Stipulation of Facts filed 11/30/11, pp. 3-7.
As discussed supra, Appellant argues no volitional act supported his conviction where it was stipulated that he may have simply “blacked out” immediately prior to the collision. Specifically, Appellant distinguishes the phrase “falling asleep” from “blacking out,” argues the latter provides no warning signs of its arrival, and thus contends that insofar as the record admits of its equal likelihood of having occurred in this case, it may not serve as the basis for his convictions. However, the stipulated facts belie this argument. As the reproduced record above shows, Appellant admitted to Trooper Acevedo that he must have fallen asleep just prior to the accident (stipulation # 29), effectively blacking out and thus having no memory of the event (stipulation # 33). When read in the context of what Appellant actually said to the investigating trooper, the terms appear to have been used by Appellant not in the alternative but, instead, interchangeably. The stipulation of facts submitted for the court’s consideration, therefore, must be read as reflecting Appellant’s own admission at the scene that he fell asleep just before the collision. In this respect we agree with the trial court’s finding that Appellant’s distinction is “unsupported” and “illusory.”2
In light of Huggins, we find Appellant’s stipulation to having fallen asleep while driving an eighteen-wheel tractor-trailer along busy Interstate 78 supplied evidence of the gross negligence or recklessness required to convict in this case. There clearly existed under these circumstances a substantial risk of death on the highway, a risk that tragically came to pass. It was therefore incumbent upon Appellant to rebut this proof with evidence that the classic signs of sleep eluded him so as to deprive him the opportunity to stop his truck safely before sleep began. Indeed, a driver in Appellant’s position is in a unique position to develop this aspect of the case, as only he was present in the cab of his tractor-trailer in the moments before he lost consciousness. Just as the law acknowledges the existence of a criminal conspiracy will hardly, if ever, be provable if evidence of affirmative statements made in secret were required, so too would the burden of proof in this realm be next to insurmountable if it required affirmative evidence of sleep’s warning signs. Instead, so long as the evidence shows a *641driver fell asleep and caused death amidst circumstances demonstrating a reckless disregard of human life, these signs will be implied and the Commonwealth will have met its burden of proof as a matter of law. The burden of production then shifts to the defendant driver to appeal to the finder of fact that he was deprived of both warning signs and an opportunity to act on them.3
At trial, Appellant faced evidence that he had fallen asleep while driving his eighteen-wheel tractor-trailer on Interstate 78. This type of vehicle is among the largest traveling our roadways, and on an interstate it typically travels at speeds sufficient to inflict devastating harm to persons and property should it cause a collision, as was the case here. Indeed, the ensuing accident caused the death of another driver. As Appellant failed to rebut evidence of his grossly negligent or reckless disregard of sleep’s customary notice, all requisite elements of a Homicide by Vehicle and Involuntary Manslaughter were proven. Accordingly, we reject Appellant’s arguments as devoid of merit.

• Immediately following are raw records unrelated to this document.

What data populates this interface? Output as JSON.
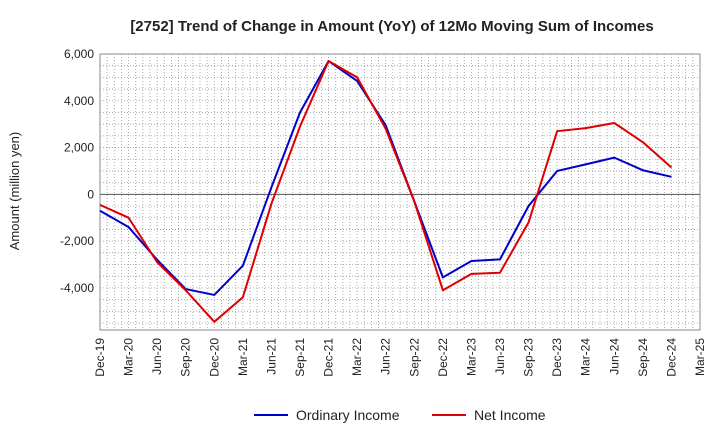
{
  "chart_data": {
    "type": "line",
    "title": "[2752]  Trend of Change in Amount (YoY) of 12Mo Moving Sum of Incomes",
    "ylabel": "Amount (million yen)",
    "xlabel": "",
    "ylim": [
      -5800,
      6000
    ],
    "yticks": [
      -4000,
      -2000,
      0,
      2000,
      4000,
      6000
    ],
    "ytick_labels": [
      "-4,000",
      "-2,000",
      "0",
      "2,000",
      "4,000",
      "6,000"
    ],
    "x": [
      "Dec-19",
      "Mar-20",
      "Jun-20",
      "Sep-20",
      "Dec-20",
      "Mar-21",
      "Jun-21",
      "Sep-21",
      "Dec-21",
      "Mar-22",
      "Jun-22",
      "Sep-22",
      "Dec-22",
      "Mar-23",
      "Jun-23",
      "Sep-23",
      "Dec-23",
      "Mar-24",
      "Jun-24",
      "Sep-24",
      "Dec-24",
      "Mar-25"
    ],
    "grid": true,
    "legend_position": "bottom-center",
    "series": [
      {
        "name": "Ordinary Income",
        "color": "#0000cc",
        "values": [
          -700,
          -1400,
          -2800,
          -4050,
          -4300,
          -3050,
          300,
          3500,
          5700,
          4850,
          2950,
          -300,
          -3550,
          -2850,
          -2780,
          -500,
          1000,
          1280,
          1570,
          1030,
          750,
          null
        ]
      },
      {
        "name": "Net Income",
        "color": "#dd0000",
        "values": [
          -450,
          -1000,
          -2900,
          -4100,
          -5450,
          -4400,
          -400,
          2900,
          5700,
          5000,
          2800,
          -300,
          -4100,
          -3400,
          -3350,
          -1200,
          2700,
          2830,
          3050,
          2230,
          1150,
          null
        ]
      }
    ]
  }
}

Judgment of sentence is affirmed.
. The charge of involuntary manslaughter merged with homicide by vehicle for purposes of sentencing.

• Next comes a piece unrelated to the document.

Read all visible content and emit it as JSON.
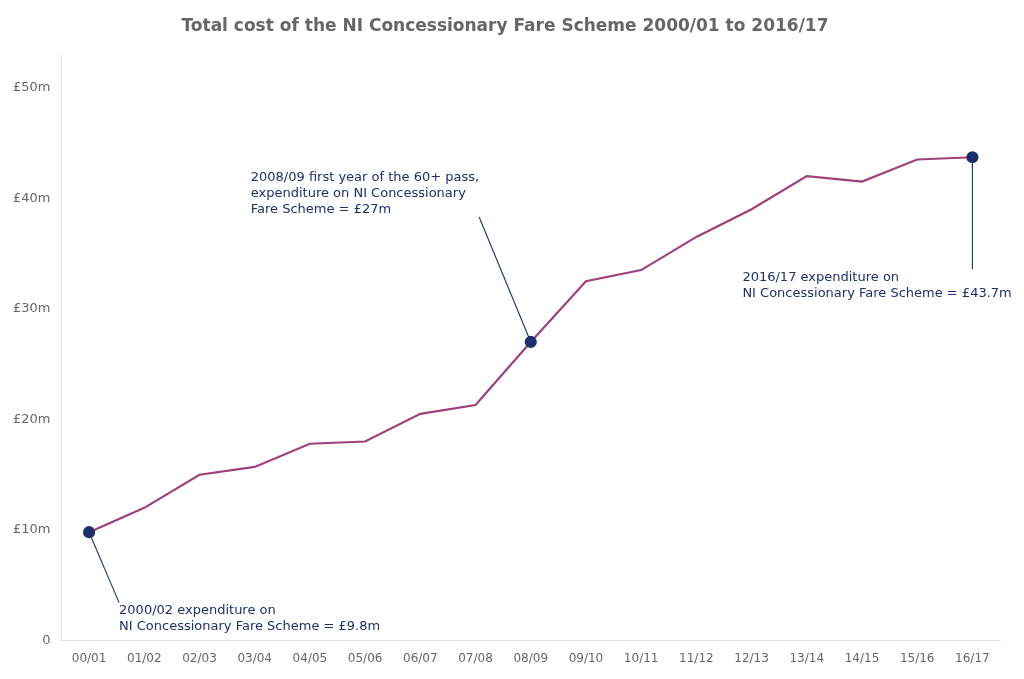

. It must be noted that nothing in the stipulated record remotely suggests Appellant’s physical appearance and demeanor were consistent with a condition that would cause sudden blackouts.
. In this regard, whether the reasons for a driver’s loss of consciousness were known or unknown is subordinate to the crucial question of whether unconsciousness occurred with or without notice and the opportunity to bring one’s vehicle to a safe stop before its onset.